Taylor and Eriksson formed part of the same pattern of self-interest. Taylor, who did a brilliant job in defining the role of his union when the Premiership was so reluctant to pass on significant support from its latest mega television deal a few years ago, talked, quite irrelevantly, of the principle of innocence until proof of guilt. That simply wasn't the issue. Ferdinand's guilt was on the record. Taylor might have argued for mitigation, for an understanding of an individual's mistake - even how challenging it had been to remember across the span of a few hours that a drug test had to be taken. But what Taylor said was that Ferdinand had become a whipping boy. It was a travesty of the plain truth that his predicament was entirely of the player's own making.

Eriksson has been Eriksson; all things to all men. When the England dressing room toyed with rebellion before the game with Turkey, threatening Eriksson's FA employers that they might withdraw their labour because of the decision to drop Ferdinand until his case was settled, he refused to condemn them. This week he has given evidence of Ferdinand's good character to the commission, so soon after conceding that any player who failed to take a drug test had to be banned from playing. It was the same old business.
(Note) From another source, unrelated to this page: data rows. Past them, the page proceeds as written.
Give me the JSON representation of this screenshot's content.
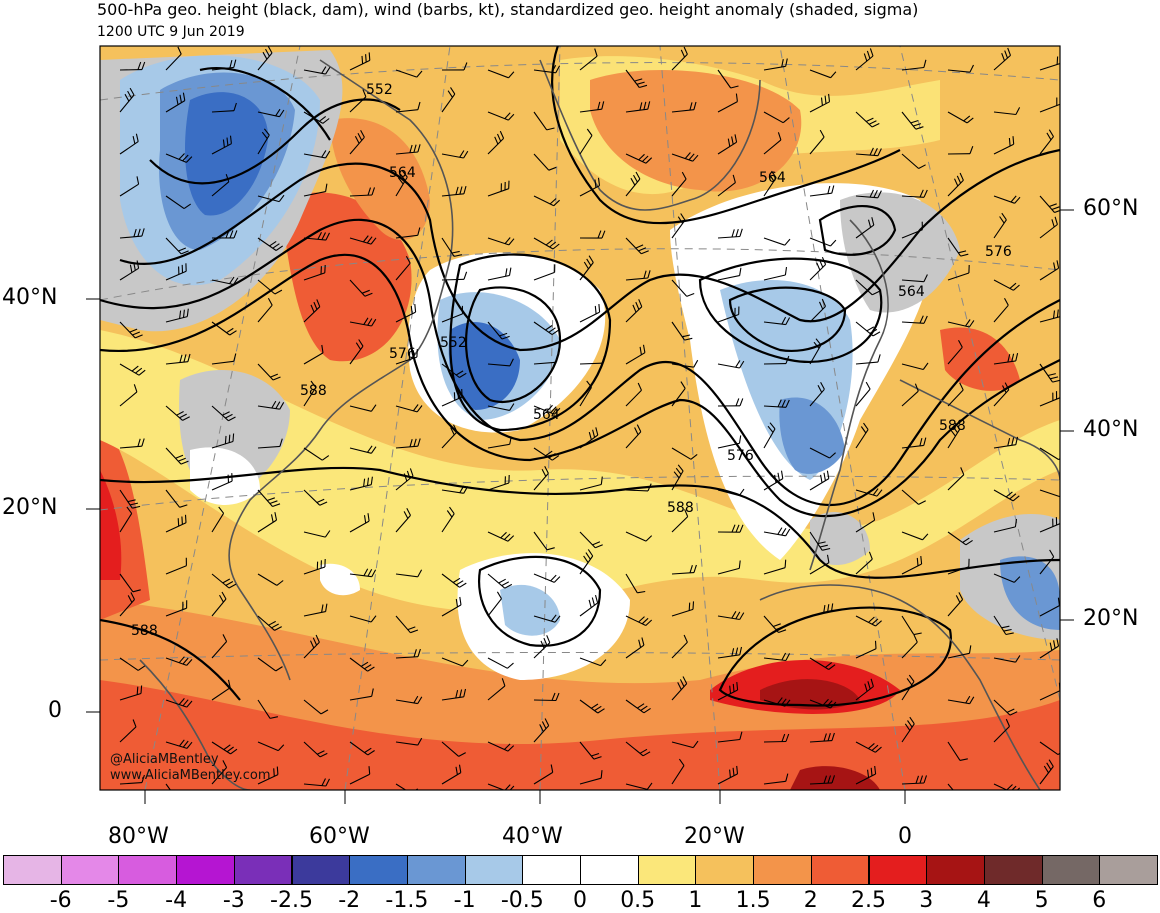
{
  "title": "500-hPa geo. height (black, dam), wind (barbs, kt), standardized geo. height anomaly (shaded, sigma)",
  "valid_time": "1200 UTC 9 Jun 2019",
  "lat_labels_left": [
    "40°N",
    "20°N",
    "0"
  ],
  "lat_labels_right": [
    "60°N",
    "40°N",
    "20°N"
  ],
  "lon_labels": [
    "80°W",
    "60°W",
    "40°W",
    "20°W",
    "0"
  ],
  "contour_labels": [
    "552",
    "564",
    "564",
    "552",
    "576",
    "588",
    "564",
    "576",
    "564",
    "576",
    "588",
    "588",
    "588"
  ],
  "colorbar": {
    "labels": [
      "-6",
      "-5",
      "-4",
      "-3",
      "-2.5",
      "-2",
      "-1.5",
      "-1",
      "-0.5",
      "0",
      "0.5",
      "1",
      "1.5",
      "2",
      "2.5",
      "3",
      "4",
      "5",
      "6"
    ],
    "colors": [
      "#e6b5e6",
      "#e488e8",
      "#d75cdf",
      "#b515d2",
      "#7a2fb8",
      "#3c3a9c",
      "#3a6ec4",
      "#6a97d3",
      "#a7c9e8",
      "#ffffff",
      "#ffffff",
      "#fbe77a",
      "#f5c15c",
      "#f3944a",
      "#ef5c35",
      "#e41e1e",
      "#a61414",
      "#6f2a2a",
      "#756865",
      "#a99e9b"
    ]
  },
  "credit": {
    "handle": "@AliciaMBentley",
    "url": "www.AliciaMBentley.com"
  }
}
Eriksson wanted Ferdinand to be available for the European Championship finals in Portugal next summer. Ferguson wanted him at every opportunity.

Lost in the rush of self-interest, of course, was that idea of accountability, of owning up to damaging mistakes, acknowledging that a game without any sense of the difference between right and wrong is well on the way to hell in a handbasket. Of all the lessons imparted by the Ferdinand case, one thing was certain; the least important, though not to be discounted, pointed to the need for greater clarity in the procedures of testing. Most vital was the need for football to develop some understanding of how badly its image has been damaged.

When Ferguson and Taylor and Eriksson went to the Reebok Stadium protecting, more than anything, their own positions, they were confirming the nature of football's current malaise. It is one that during these last few years has manifested itself as a deadly lack of care. In the Ferdinand case we have seen the dire results as we waited, in vain, for someone involved to take his head out of the trough and say that something wider than self-interest was at stake: something like the decency that comes with respect for the rule of law.